02/06/2010 – Quarta-Feira 12:48 PM
Tive uma manhã horrível no trabalho. A falta de sono e os pesadelos estão me incomodando cada dia mais, as olheiras e a falta de cuidado comigo mesmo estão começando a ficar perceptíveis e acho que estão notando isso no trabalho. Assim que cheguei em casa, pude ouvir passos na cozinha. Fui correndo ver quem era e pude ver a mulher dos meus sonhos: ela usava as roupas que trajava no sonho da segunda-feira quando afogou o menino na banheira, porém tinha um avental todo branco. Ela dava passos curtos pela cozinha e tinha um sorriso lindo no rosto. Aliás, ela é linda. Tem uma pele aparentemente macia e branca e mãos delicadas que seguram um prato cheio de comida que ela deixa sobre a mesa. Eu tento ignorar a cena e vou para o meu quarto pensando que estou cada dia mais louco. Apesar de tentar ignorar, reparo que os olhos dela são olhos de uma mulher feliz e gentil. Eu senti amor e ternura, mas não consigo entender como ela possa ser a mesma mulher dos meus sonhos.

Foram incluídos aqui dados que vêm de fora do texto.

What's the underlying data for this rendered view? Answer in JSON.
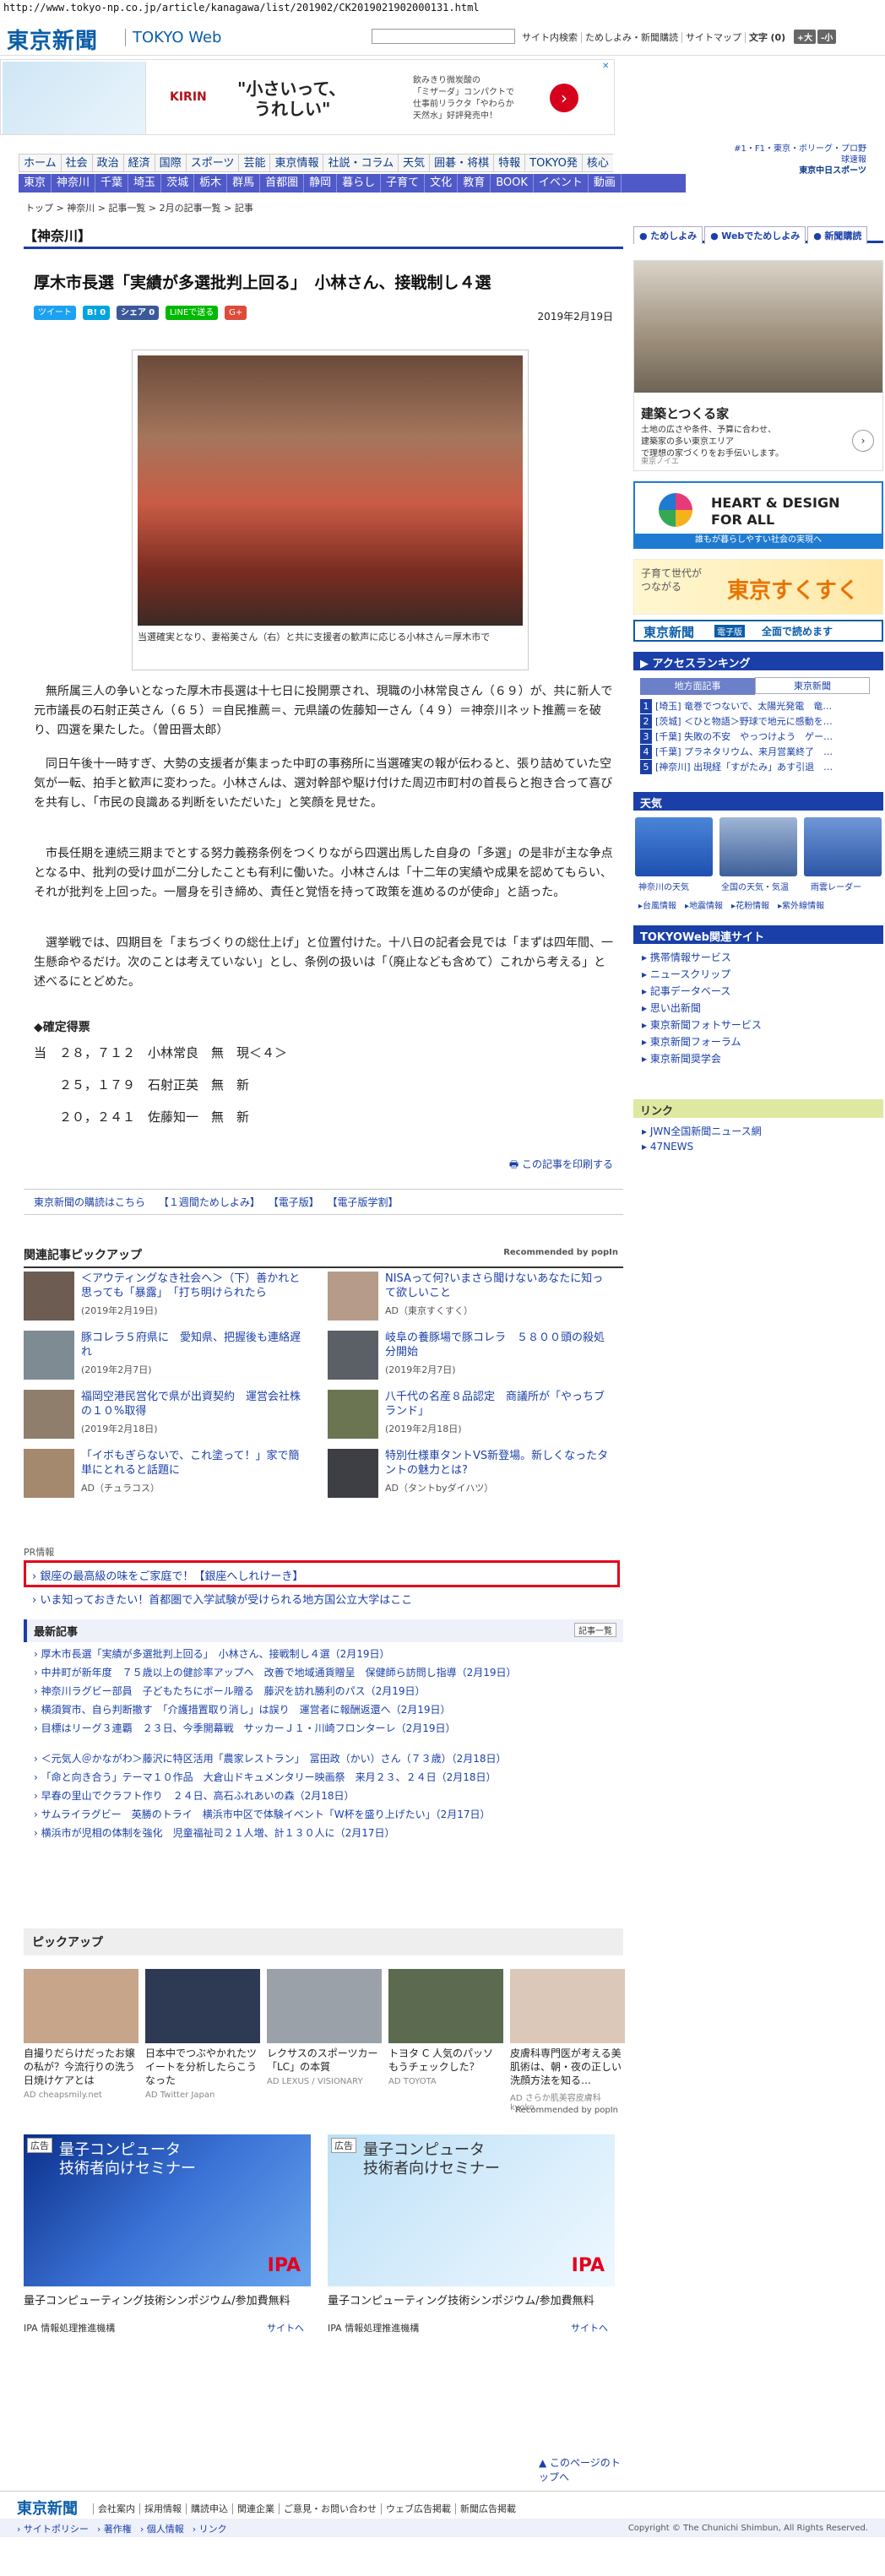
{
  "url": "http://www.tokyo-np.co.jp/article/kanagawa/list/201902/CK2019021902000131.html",
  "header": {
    "logo": "東京新聞",
    "sub": "TOKYO Web",
    "search_btn": "サイト内検索",
    "links": [
      "ためしよみ・新聞購読",
      "サイトマップ"
    ],
    "font_label": "文字",
    "font_value": "(0)",
    "font_plus": "+大",
    "font_minus": "-小"
  },
  "ad": {
    "brand": "KIRIN",
    "copy1": "\"小さいって、",
    "copy2": "うれしい\"",
    "small": [
      "飲みきり微炭酸の",
      "「ミザーダ」コンパクトで",
      "仕事前リラクタ「やわらか",
      "天然水」好評発売中！"
    ],
    "arrow": "›",
    "close": "✕"
  },
  "chunichi": [
    "#1・F1・東京・ボリーグ・プロ野球速報",
    "東京中日スポーツ"
  ],
  "nav1": [
    "ホーム",
    "社会",
    "政治",
    "経済",
    "国際",
    "スポーツ",
    "芸能",
    "東京情報",
    "社説・コラム",
    "天気",
    "囲碁・将棋",
    "特報",
    "TOKYO発",
    "核心"
  ],
  "nav2": [
    "東京",
    "神奈川",
    "千葉",
    "埼玉",
    "茨城",
    "栃木",
    "群馬",
    "首都圏",
    "静岡",
    "暮らし",
    "子育て",
    "文化",
    "教育",
    "BOOK",
    "イベント",
    "動画"
  ],
  "breadcrumb": "トップ > 神奈川 > 記事一覧 > 2月の記事一覧 > 記事",
  "section": "【神奈川】",
  "article": {
    "title": "厚木市長選「実績が多選批判上回る」　小林さん、接戦制し４選",
    "date": "2019年2月19日",
    "social": {
      "tweet": "ツイート",
      "b": "B!",
      "b_count": "0",
      "share": "シェア",
      "share_count": "0",
      "line": "LINEで送る",
      "gplus": "G+"
    },
    "caption": "当選確実となり、妻裕美さん（右）と共に支援者の歓声に応じる小林さん＝厚木市で",
    "paras": [
      "無所属三人の争いとなった厚木市長選は十七日に投開票され、現職の小林常良さん（６９）が、共に新人で元市議長の石射正英さん（６５）＝自民推薦＝、元県議の佐藤知一さん（４９）＝神奈川ネット推薦＝を破り、四選を果たした。（曽田晋太郎）",
      "同日午後十一時すぎ、大勢の支援者が集まった中町の事務所に当選確実の報が伝わると、張り詰めていた空気が一転、拍手と歓声に変わった。小林さんは、選対幹部や駆け付けた周辺市町村の首長らと抱き合って喜びを共有し、「市民の良識ある判断をいただいた」と笑顔を見せた。",
      "市長任期を連続三期までとする努力義務条例をつくりながら四選出馬した自身の「多選」の是非が主な争点となる中、批判の受け皿が二分したことも有利に働いた。小林さんは「十二年の実績や成果を認めてもらい、それが批判を上回った。一層身を引き締め、責任と覚悟を持って政策を進めるのが使命」と語った。",
      "選挙戦では、四期目を「まちづくりの総仕上げ」と位置付けた。十八日の記者会見では「まずは四年間、一生懸命やるだけ。次のことは考えていない」とし、条例の扱いは「（廃止なども含めて）これから考える」と述べるにとどめた。"
    ],
    "results_label": "◆確定得票",
    "results": [
      "当　２８，７１２　小林常良　無　現＜４＞",
      "　　２５，１７９　石射正英　無　新",
      "　　２０，２４１　佐藤知一　無　新"
    ],
    "print": "この記事を印刷する"
  },
  "subs": [
    "東京新聞の購読はこちら",
    "【１週間ためしよみ】",
    "【電子版】",
    "【電子版学割】"
  ],
  "related": {
    "title": "関連記事ピックアップ",
    "popin": "Recommended by popIn",
    "items": [
      {
        "t": "＜アウティングなき社会へ＞（下）善かれと思っても「暴露」　「打ち明けられたら",
        "d": "(2019年2月19日)"
      },
      {
        "t": "NISAって何?いまさら聞けないあなたに知って欲しいこと",
        "d": "AD（東京すくすく）"
      },
      {
        "t": "豚コレラ５府県に　愛知県、把握後も連絡遅れ",
        "d": "(2019年2月7日)"
      },
      {
        "t": "岐阜の養豚場で豚コレラ　５８００頭の殺処分開始",
        "d": "(2019年2月7日)"
      },
      {
        "t": "福岡空港民営化で県が出資契約　運営会社株の１０%取得",
        "d": "(2019年2月18日)"
      },
      {
        "t": "八千代の名産８品認定　商議所が「やっちブランド」",
        "d": "(2019年2月18日)"
      },
      {
        "t": "「イボもぎらないで、これ塗って！」家で簡単にとれると話題に",
        "d": "AD（チュラコス）"
      },
      {
        "t": "特別仕様車タントVS新登場。新しくなったタントの魅力とは?",
        "d": "AD（タントbyダイハツ）"
      }
    ]
  },
  "pr": {
    "label": "PR情報",
    "items": [
      "銀座の最高級の味をご家庭で！【銀座へしれけーき】",
      "いま知っておきたい！首都圏で入学試験が受けられる地方国公立大学はここ"
    ]
  },
  "latest": {
    "title": "最新記事",
    "more": "記事一覧",
    "items": [
      "厚木市長選「実績が多選批判上回る」　小林さん、接戦制し４選（2月19日）",
      "中井町が新年度　７５歳以上の健診率アップへ　改善で地域通貨贈呈　保健師ら訪問し指導（2月19日）",
      "神奈川ラグビー部員　子どもたちにボール贈る　藤沢を訪れ勝利のパス（2月19日）",
      "横須賀市、自ら判断撤す　「介護措置取り消し」は誤り　運営者に報酬返還へ（2月19日）",
      "目標はリーグ３連覇　２３日、今季開幕戦　サッカーＪ１・川崎フロンターレ（2月19日）",
      "＜元気人＠かながわ＞藤沢に特区活用「農家レストラン」　冨田政（かい）さん（７３歳）（2月18日）",
      "「命と向き合う」テーマ１０作品　大倉山ドキュメンタリー映画祭　来月２３、２４日（2月18日）",
      "早春の里山でクラフト作り　２４日、高石ふれあいの森（2月18日）",
      "サムライラグビー　英勝のトライ　横浜市中区で体験イベント「W杯を盛り上げたい」（2月17日）",
      "横浜市が児相の体制を強化　児童福祉司２１人増、計１３０人に（2月17日）"
    ]
  },
  "pickup": {
    "title": "ピックアップ",
    "items": [
      {
        "t": "自撮りだらけだったお嬢の私が？今流行りの洗う日焼けケアとは",
        "a": "AD cheapsmily.net"
      },
      {
        "t": "日本中でつぶやかれたツイートを分析したらこうなった",
        "a": "AD Twitter Japan"
      },
      {
        "t": "レクサスのスポーツカー「LC」の本質",
        "a": "AD LEXUS / VISIONARY"
      },
      {
        "t": "トヨタ C 人気のパッソもうチェックした？",
        "a": "AD TOYOTA"
      },
      {
        "t": "皮膚科専門医が考える美肌術は、朝・夜の正しい洗顔方法を知る…",
        "a": "AD さらか肌美容皮膚科 kyoko"
      }
    ],
    "popin": "Recommended by popIn"
  },
  "bottom_ads": [
    {
      "label": "広告",
      "head": [
        "量子コンピュータ",
        "技術者向けセミナー"
      ],
      "title": "量子コンピューティング技術シンポジウム/参加費無料",
      "src": "IPA 情報処理推進機構",
      "go": "サイトへ",
      "ipa": "IPA"
    },
    {
      "label": "広告",
      "head": [
        "量子コンピュータ",
        "技術者向けセミナー"
      ],
      "title": "量子コンピューティング技術シンポジウム/参加費無料",
      "src": "IPA 情報処理推進機構",
      "go": "サイトへ",
      "ipa": "IPA"
    }
  ],
  "totop": "このページのトップへ",
  "footer": {
    "logo": "東京新聞",
    "links": [
      "会社案内",
      "採用情報",
      "購読申込",
      "関連企業",
      "ご意見・お問い合わせ",
      "ウェブ広告掲載",
      "新聞広告掲載"
    ],
    "links2": [
      "サイトポリシー",
      "著作権",
      "個人情報",
      "リンク"
    ],
    "copyright": "Copyright © The Chunichi Shimbun, All Rights Reserved."
  },
  "sidebar": {
    "tabs": [
      "ためしよみ",
      "Webでためしよみ",
      "新聞購読"
    ],
    "ad1": {
      "title": "建築とつくる家",
      "sub": [
        "土地の広さや条件、予算に合わせ、",
        "建築家の多い東京エリア",
        "で理想の家づくりをお手伝いします。"
      ],
      "src": "東京ノイエ",
      "arrow": "›"
    },
    "ad2": {
      "t1": "HEART & DESIGN",
      "t2": "FOR ALL",
      "bar": "誰もが暮らしやすい社会の実現へ"
    },
    "ad3": {
      "a1": "子育て世代が",
      "a2": "つながる",
      "b": "東京すくすく"
    },
    "ad4": {
      "a": "東京新聞",
      "b": "電子版",
      "c": "全面で読めます"
    },
    "ranking": {
      "title": "アクセスランキング",
      "tabs": [
        "地方面記事",
        "東京新聞"
      ],
      "items": [
        "[埼玉] 竜巻でつないで、太陽光発電　竜…",
        "[茨城] ＜ひと物語＞野球で地元に感動を…",
        "[千葉] 失敗の不安　やっつけよう　ゲー…",
        "[千葉] プラネタリウム、来月営業終了　…",
        "[神奈川] 出現経「すがたみ」あす引退　…"
      ]
    },
    "weather": {
      "title": "天気",
      "items": [
        "神奈川の天気",
        "全国の天気・気温",
        "雨雲レーダー"
      ],
      "links": [
        "台風情報",
        "地震情報",
        "花粉情報",
        "紫外線情報"
      ]
    },
    "services": {
      "title": "TOKYOWeb関連サイト",
      "items": [
        "携帯情報サービス",
        "ニュースクリップ",
        "記事データベース",
        "思い出新聞",
        "東京新聞フォトサービス",
        "東京新聞フォーラム",
        "東京新聞奨学会"
      ]
    },
    "links": {
      "title": "リンク",
      "items": [
        "JWN全国新聞ニュース網",
        "47NEWS"
      ]
    }
  }
}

Depois desses acontecimentos, eu decidi sair de minha casa. Como se já não bastassem as duas semanas e pouco de sonhos malucos, agora eu começo a ver essa mulher em plena luz do dia?! Acho melhor eu sair deste lugar o quanto antes. Hoje a tarde não vou trabalhar, vou arrumar minhas coisas e sair daqui, ficar em um hotel ou outro lugar qualquer enquanto procuro uma nova casa.
02/06/2010 – Quarta-Feira 12:48 PM
Não consegui sair de casa. Após ter escrito no diário, eu rapidamente comecei a fazer as minhas malas, e no processo, eu escutei um choro. Tive que parar e ir checar o que era. Caminhava lentamente pela casa com o coração batendo acelerado; cada passo que eu dava eu podia escutar o choro ficando mais e mais alto. Não podia ser nenhum vizinho, a casa ficava constantemente trancada e eu não poderia escutar as outras casas também. Com o coração na mão continuei caminhando. Eu escutava o choro vindo do quarto onde, em meus sonhos, o menino havia sido esfaqueado. Eu coloquei a mão na maçaneta da porta, que desde aquele dia eu deixei a porta fechada.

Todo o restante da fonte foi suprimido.